One clue to a restaurant’s quality, for me, is how they make and present cocktails. My favored choice is a dry vodka martini, straight-up, with olive(s). This should arrive at the table bitingly cold, in a frosted glass, strong, large, with one or more large Spanish Queen olives, possibly stuffed, and include my requested call brand vodka (Ketel 1). That’s typically a $15-$25 drink and I expect it to be amazing. Capital Grille for example brings a glass, sometimes frosty cold sometimes not, and a steel shaker with ice and the booze inside. The server at tableside then shakes the drink, pours a dose, then leaves the rest. While this sounds decent, by the time the drink reaches the table, it has been watered down by standing with the ice, has lost any bite, may or may not fit the glass, sprays condensation from the shaker everywhere, and wastes a lot of time simply for show. And finishing whatever is left in the shaker yields a very bland watered-down and warmer drink. Yes, drinks in a filled proper martini glass are much harder to carry on a tray, but it results in a far preferable drinking experience…for me. And since I’m paying it really is all about me. I also look to see if the wait staff makes the drinks or if they come from a bartender behind a bar (regulated by State laws in some places). Not always but usually bartender-made drinks are far superior to those made by wait staff.

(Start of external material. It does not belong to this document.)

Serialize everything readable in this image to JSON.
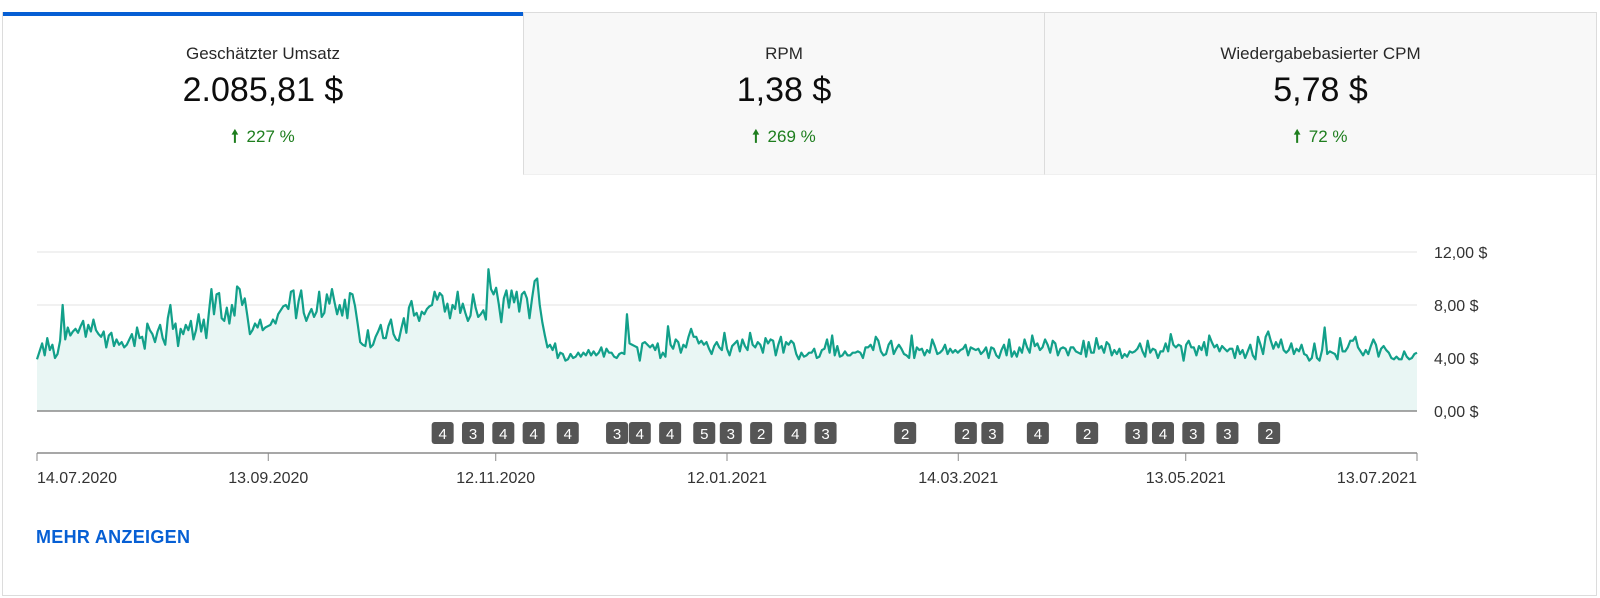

At the other end of the meal, I also consider the beverage I have with dessert, usually regular coffee. If I see banks of Bunn or equivalent coffeemakers, I’ll skip the much-desired coffee and have an espresso from my machine at home.
Latest annoying trick: I’ve now seen a few restaurants devote a portion of the front page of the menu pleading for additional tips for the kitchen staff, you know, the people who actually are responsible for the food you eat. At payment time, the payment invoice includes the typical charge and tax plus a line for the wait staff gratuity and another line for kitchen staff gratuity both of the latter with suggestions STARTING at 20%.
Some restaurants now equip their servers with iPad-like devices that can completely and wirelessly check you out at the table. In doing this, they hold the tablet in your face showing a screen with recommended tip levels (usually No Tip, 20%, 25%, 30%, Other), ask you to tap on your choice (20% is always pre-selected) after which the transaction completes and a receipt is emailed to you. In my case, I always tap “No Tip” much to the surprise and disappointment of the server, but then explain I always leave cash tips and then I do so.
All that coupled with escalating prices, even if the quality remains high, demonstrates changing times from the Dunkin’ (as it is now branded in the US) to the Del Frisco’s. So goes dining out today. YMMV.